Frances Flynn Koppers smiled with delight as she was wheeled into the Kansas Union surrounded by 19 members of her family.
Below her wheelchair, the floor depicted the different versions of Kansas University's mascot through the years.
Koppers, 102, and a 1921 alumna, has been a Jayhawk during every era of the mythical bird. The Olathe resident was the oldest Kansas University graduate to return for reunion events this weekend.
"It's amazing," she said. "I really don't expect to see anybody I know."
She ate brunch Saturday with the Gold Medal Club, or alumni who graduated more than 50 years ago.
When Koppers graduated, Strong Hall was under construction and The Jayhawker yearbook had a page celebrating the 30th anniversary of the invention of basketball by James Naismith.
Koppers said she was impressed by the new buildings and development of campus.
"I used to come back often, but not in recent years," she said. "I haven't been back in 20 years."
Her grandson, Brian Janes, Olathe, said the family came to celebrate Koppers' connection to KU.
"It's an amazing thing to think that she went to school here 80 years ago," he said.
Koppers joined about 155 members and guests of the Gold Medal Club for the brunch. The KU Pep Band and the Men's Glee Club provided entertainment. After brunch, university officials, including Al Bohl, athletics director, and Chancellor Robert Hemenway gave short speeches.
Hemenway spoke about the state budget crisis in Kansas and said KU would have to "cinch up" its belt, but that cuts must be planned wisely.
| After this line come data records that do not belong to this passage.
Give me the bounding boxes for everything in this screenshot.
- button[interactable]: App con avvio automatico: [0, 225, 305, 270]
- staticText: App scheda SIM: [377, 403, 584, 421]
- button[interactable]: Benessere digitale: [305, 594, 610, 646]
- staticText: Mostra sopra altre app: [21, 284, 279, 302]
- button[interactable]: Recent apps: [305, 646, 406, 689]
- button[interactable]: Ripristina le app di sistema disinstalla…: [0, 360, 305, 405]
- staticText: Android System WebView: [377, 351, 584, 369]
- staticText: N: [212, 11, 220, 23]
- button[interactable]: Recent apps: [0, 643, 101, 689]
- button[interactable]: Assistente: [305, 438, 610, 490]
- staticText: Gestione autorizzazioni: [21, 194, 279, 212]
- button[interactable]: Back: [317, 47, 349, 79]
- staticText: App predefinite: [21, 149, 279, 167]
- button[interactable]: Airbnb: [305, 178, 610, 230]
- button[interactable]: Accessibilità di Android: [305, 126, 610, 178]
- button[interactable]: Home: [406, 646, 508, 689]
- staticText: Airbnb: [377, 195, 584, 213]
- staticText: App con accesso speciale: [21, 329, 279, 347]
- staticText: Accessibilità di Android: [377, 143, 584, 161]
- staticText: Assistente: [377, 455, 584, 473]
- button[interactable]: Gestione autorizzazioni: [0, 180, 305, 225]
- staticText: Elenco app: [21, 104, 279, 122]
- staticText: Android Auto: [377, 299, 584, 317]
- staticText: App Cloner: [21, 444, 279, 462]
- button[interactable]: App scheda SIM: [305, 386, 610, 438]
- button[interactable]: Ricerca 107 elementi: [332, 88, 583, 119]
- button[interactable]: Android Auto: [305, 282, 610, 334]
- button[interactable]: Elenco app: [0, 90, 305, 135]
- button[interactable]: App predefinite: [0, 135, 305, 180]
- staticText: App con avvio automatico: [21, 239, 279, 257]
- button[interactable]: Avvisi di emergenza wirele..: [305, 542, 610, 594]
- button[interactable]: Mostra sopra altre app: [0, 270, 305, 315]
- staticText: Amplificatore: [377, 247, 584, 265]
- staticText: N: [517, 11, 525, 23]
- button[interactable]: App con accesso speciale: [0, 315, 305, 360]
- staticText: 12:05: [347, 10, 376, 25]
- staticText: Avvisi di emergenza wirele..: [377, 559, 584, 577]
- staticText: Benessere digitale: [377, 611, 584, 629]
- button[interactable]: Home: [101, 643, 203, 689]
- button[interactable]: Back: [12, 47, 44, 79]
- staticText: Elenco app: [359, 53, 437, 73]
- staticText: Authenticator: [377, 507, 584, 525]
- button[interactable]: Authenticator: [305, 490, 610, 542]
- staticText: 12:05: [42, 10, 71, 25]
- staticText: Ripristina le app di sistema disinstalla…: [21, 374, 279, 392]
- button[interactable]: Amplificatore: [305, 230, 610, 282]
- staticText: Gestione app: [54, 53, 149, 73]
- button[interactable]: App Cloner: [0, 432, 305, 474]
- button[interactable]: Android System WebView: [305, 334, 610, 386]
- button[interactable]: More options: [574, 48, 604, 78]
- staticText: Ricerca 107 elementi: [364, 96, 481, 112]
"I just believe that the University of Kansas is so central to the state of Kansas," he said. "If we're going to have a successful economy in the future, we've got to make higher education a priority."
In the afternoon, about 150 members of the class of 1952 and their guests gathered for lunch in the Kansas Union Ballroom. The alumni all received Jayhawk pins and became members of the Gold Medal Club.
Jo Putney Wenger, a 1952 alumna, and her husband, Virgil Wenger, 1953, came back to see old friends and visit family in the area. They now live in Darien, Conn.
The campus, which today has four times as many students as 1952, is a different place, Jo Wenger said.
"It's like 'Back to the Future,'" she said. "I can't believe the size of the campus."
Don Hull, 1952 class president, has kept close ties with KU. As a campus minister, he worked at the Wesley Foundation at KU from 1960 to 1966, and his son got his Ph.D. here in 1991.
Still, the time has gone quickly, he said.
"It's hard to believe that it's 50 years," he said. "As they say, 'It flies if you're having fun or even if you aren't.'"
During the pinning ceremony, Hank Booth of Lazer radio read a brief biography of each graduate. In 50 years, the class members had become executive vice presidents, served in the military, traveled the world, honeymooned in the White House's Lincoln Bedroom, and shaped the world for their children and grandchildren.
Betty Frazier Clark, an elementary teacher from Mission, said she was proud to be part of the group and enjoyed catching up with old friends.
"It gives you a chance to see the girl and the lady, the boy and the old man," she said. "A lot of them are the same inside they haven't changed."